As someone who has been doing this stuff for 20+ years I believe people put too much emphasis on DR. It's an easy word to toss around. It's not an easy or cheap process. DR for a "data center" makes more sense if you are operating your own "server room/datacenter" on site small scale for example. But if your equipment is in a proper data center(my current company's gear is in a facility with ~500k sq feet of raised floor) with N+1 power/cooling, and ideally operated by someone who has experience(the major players all seem to be pretty good). The likelihood of the FACILITY failing for an extended period of time is tiny.
To me, a DR plan is for a true disaster. That means your systems are down and most likely never coming back. Equipment destroyed, someone hacks in and deletes all your data.
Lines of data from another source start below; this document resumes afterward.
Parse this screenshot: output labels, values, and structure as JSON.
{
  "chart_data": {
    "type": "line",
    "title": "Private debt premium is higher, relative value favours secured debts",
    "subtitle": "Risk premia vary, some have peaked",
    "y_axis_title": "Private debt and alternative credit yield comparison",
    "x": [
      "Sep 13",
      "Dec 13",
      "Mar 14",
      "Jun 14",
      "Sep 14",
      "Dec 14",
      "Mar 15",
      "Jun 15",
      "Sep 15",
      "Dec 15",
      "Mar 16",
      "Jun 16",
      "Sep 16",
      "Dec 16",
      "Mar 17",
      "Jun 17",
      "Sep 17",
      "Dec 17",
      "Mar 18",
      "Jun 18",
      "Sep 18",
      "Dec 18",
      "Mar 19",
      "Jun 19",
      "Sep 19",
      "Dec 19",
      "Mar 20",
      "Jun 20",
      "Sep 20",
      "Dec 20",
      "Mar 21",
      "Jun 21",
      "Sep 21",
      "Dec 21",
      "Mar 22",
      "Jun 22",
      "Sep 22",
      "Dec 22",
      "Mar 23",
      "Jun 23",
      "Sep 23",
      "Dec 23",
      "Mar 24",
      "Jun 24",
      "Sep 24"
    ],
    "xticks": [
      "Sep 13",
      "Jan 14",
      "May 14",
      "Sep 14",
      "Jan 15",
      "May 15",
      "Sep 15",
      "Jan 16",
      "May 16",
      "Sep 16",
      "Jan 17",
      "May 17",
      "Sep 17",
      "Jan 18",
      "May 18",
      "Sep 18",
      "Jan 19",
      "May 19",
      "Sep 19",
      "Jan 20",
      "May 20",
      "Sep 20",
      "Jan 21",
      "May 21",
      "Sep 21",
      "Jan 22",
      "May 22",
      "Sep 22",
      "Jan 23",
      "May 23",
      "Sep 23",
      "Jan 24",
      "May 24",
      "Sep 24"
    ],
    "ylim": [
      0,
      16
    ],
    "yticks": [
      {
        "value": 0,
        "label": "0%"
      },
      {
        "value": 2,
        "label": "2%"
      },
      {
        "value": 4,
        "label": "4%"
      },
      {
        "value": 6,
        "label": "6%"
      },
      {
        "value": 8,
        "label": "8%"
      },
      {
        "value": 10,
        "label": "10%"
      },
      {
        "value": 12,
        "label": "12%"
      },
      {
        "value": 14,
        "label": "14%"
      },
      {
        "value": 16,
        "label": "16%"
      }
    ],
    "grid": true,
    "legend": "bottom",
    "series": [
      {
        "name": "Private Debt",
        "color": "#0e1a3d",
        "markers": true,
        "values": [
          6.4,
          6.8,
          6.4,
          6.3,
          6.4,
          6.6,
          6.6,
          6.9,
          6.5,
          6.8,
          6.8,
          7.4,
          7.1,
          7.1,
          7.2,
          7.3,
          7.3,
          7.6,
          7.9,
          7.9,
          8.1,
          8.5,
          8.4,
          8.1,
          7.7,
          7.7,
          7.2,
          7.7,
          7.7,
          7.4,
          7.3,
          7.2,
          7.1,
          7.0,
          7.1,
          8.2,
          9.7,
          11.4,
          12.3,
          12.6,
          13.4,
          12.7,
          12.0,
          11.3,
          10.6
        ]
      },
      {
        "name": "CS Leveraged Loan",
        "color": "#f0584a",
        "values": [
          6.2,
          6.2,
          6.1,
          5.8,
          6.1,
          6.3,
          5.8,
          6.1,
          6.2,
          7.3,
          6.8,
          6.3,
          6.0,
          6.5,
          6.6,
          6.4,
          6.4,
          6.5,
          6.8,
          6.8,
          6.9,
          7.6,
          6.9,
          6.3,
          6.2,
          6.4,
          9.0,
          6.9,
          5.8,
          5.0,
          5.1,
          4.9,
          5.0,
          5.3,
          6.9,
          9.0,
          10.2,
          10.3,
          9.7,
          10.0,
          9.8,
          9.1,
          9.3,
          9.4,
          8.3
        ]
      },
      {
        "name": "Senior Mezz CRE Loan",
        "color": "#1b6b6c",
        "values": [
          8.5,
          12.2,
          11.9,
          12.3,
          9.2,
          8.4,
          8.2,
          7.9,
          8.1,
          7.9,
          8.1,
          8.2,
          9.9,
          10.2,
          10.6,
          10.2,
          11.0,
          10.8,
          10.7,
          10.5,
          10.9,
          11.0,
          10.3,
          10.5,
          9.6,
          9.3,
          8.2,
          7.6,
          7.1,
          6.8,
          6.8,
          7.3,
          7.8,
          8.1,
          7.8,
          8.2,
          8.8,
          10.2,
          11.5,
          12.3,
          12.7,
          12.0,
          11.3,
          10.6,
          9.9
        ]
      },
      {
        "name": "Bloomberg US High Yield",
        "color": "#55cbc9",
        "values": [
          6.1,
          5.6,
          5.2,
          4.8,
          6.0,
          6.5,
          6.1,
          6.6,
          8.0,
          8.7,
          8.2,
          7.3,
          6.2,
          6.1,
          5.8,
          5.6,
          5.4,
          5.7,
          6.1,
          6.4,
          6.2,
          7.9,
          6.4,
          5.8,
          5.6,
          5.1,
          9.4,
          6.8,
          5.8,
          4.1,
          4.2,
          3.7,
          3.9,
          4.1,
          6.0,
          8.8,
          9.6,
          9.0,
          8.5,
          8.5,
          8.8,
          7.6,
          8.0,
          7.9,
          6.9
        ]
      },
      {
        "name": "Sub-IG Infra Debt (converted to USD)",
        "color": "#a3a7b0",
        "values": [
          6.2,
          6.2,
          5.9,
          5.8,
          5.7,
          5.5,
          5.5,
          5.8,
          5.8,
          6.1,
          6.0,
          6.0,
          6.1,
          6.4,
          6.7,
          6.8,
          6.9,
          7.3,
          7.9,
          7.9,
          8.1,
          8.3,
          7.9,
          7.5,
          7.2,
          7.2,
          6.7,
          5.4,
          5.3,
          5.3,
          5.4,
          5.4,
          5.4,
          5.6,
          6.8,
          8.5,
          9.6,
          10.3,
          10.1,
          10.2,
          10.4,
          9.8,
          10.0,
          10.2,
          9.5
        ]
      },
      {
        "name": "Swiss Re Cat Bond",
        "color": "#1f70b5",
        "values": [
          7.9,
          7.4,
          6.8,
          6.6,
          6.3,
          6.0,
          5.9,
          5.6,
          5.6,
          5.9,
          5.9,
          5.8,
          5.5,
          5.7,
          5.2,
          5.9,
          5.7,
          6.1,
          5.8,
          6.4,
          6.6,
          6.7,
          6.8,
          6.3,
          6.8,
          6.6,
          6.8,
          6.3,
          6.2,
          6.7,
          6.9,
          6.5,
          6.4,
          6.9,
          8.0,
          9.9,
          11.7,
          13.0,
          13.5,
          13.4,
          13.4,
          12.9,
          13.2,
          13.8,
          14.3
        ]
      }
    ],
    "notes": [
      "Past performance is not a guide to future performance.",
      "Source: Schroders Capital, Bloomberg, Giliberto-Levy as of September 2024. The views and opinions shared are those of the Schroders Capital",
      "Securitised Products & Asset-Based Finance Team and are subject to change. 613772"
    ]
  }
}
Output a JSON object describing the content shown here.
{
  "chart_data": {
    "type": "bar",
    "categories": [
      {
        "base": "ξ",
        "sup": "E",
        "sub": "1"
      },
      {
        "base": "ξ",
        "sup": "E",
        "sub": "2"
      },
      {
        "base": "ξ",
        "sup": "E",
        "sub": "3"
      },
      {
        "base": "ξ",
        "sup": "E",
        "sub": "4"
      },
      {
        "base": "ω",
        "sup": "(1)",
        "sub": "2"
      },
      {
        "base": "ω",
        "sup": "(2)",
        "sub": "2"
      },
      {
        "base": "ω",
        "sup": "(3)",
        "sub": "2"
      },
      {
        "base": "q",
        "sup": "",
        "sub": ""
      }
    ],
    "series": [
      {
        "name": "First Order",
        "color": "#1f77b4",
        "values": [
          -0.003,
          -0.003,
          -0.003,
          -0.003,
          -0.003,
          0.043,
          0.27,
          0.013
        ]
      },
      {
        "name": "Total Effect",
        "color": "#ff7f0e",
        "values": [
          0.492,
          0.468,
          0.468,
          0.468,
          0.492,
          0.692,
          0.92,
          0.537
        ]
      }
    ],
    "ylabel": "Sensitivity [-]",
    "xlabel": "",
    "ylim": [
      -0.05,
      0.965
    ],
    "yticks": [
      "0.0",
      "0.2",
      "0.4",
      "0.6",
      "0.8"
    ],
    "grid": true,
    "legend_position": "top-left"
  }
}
Outages such as power outages or other temporary events do not constitute a need to have or activate a DR plan. But it really depends on the org, what they are trying to protect and how they want it protected. 99%+ of "disasters" can be avoided with proper N+1 on everything. Don't need remote sites, and complexity involved with failing over, or designing the app to be multi data center/region from the start as the costs of doing that are generally quite huge, for situations that almost never happen.
I've been involved with 3 different primary storage array failures over the past 19 years(all were multi day outages in the end) and having an on site backup storage array with copies of the data replicated or otherwise copied would address the vast majority of risk when it comes to disasters. But few invest even to that level, I've only worked at one company that did, and they didn't do it until years after they had a multi day outage on their primary storage array. I remember that incident pretty well I sent out the emergency page to everyone in the group on a Sunday afternoon. The Oracle DBA said he almost got into a car accident reading it. Seeing "I/O" error when running "df" on the primary Oracle servers was pretty scary. That company did actually have backups, but due to budgeting they were forced to invalidate their backups nightly as they used them for reporting. So you couldn't copy the Oracle data files back, at least not easily I don't recall what process they used to recover other than just deleting the corrupted data as they came across it(and we got ORA crash errors at least 1-2 years after though they only impacted the given query not the whole instance).